# substrate?



## bluenosebully (Jan 23, 2011)

Hi I'm getting ready to set up my 75g for my show tank and I'm looking for substrate advice. I've had fine sand in there before I took it down to move I like the clean natural look of the sand but I can't keep it clean the fish move it and then the waist and sunken food gets buried and even with my water changes and vacuuming I've looked into crushed shells but my lfs knows even less then me any advice would be great


----------



## danilykins (Dec 22, 2010)

I use Activ Flora its suppose to really help with the plants and to supposedly help with cycling. 
Activ·Flora™ Planted Aquarium Substrate by World Wide Imports Ent., Inc.










thats what it looks like in my tank I use the Floralite one


----------



## Gizmo (Dec 6, 2010)

If you're worried about dirty-looking substrate, get a natural or black-colored substrate. I use Fluorite, but Eco-Complete, PC Select (might be the same brand), or any other substrate like that would work great. Sadly, I cannot say I know of any way to keep clean sand looking clean short of vacuuming like there's no tomorrow.

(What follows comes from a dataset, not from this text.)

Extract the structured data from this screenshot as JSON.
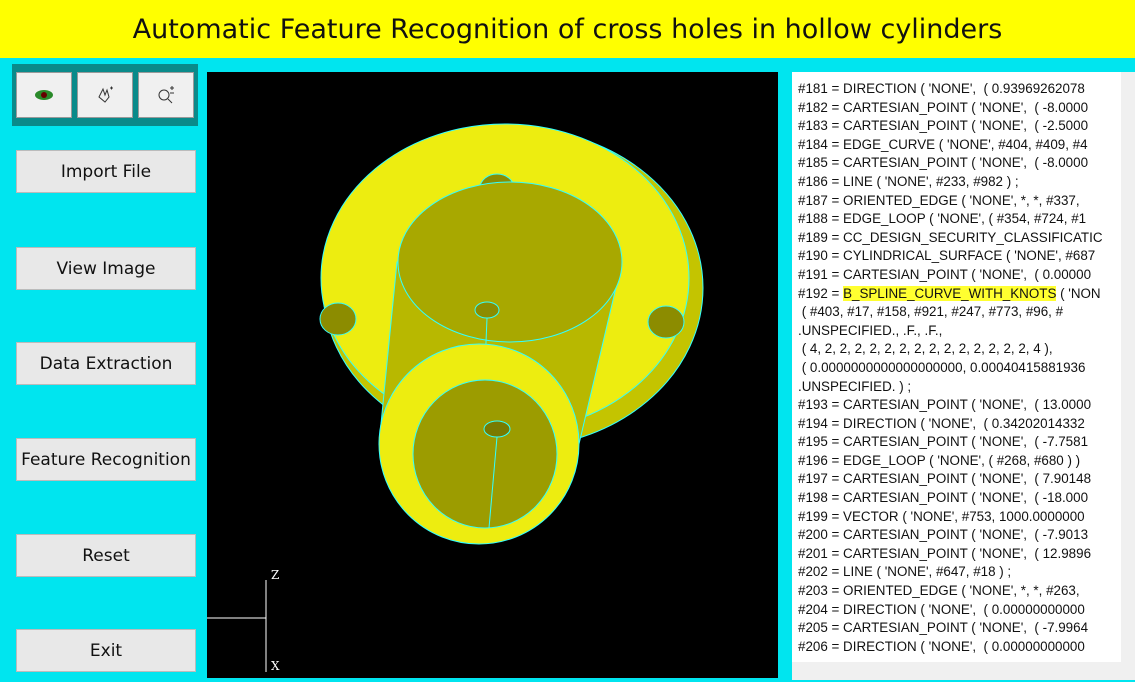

Several other members on here suggest lining the bottom of the tank with some peat moss, 1" thick, before adding the sand. This helps several things like GH buffering and adding nutrients for plants, but I'm very unfamiliar with the method so I cannot say. Peat moss can be found cheaply and easily at most hardware stores in the gardening department.


----------



## majerah1 (Oct 29, 2010)

I use caribsea(same brand as the eco complete,BTW)voodoo river natural substrate.Its black like the eco complete,and is basically the same thing though i think the eco complete adds some nutirents.The grain size of the substrate is from pea sized to sand,and some larger pieces.Plants seem happy with it,they show out very nicely against the black and the fish seem more colorful too.


----------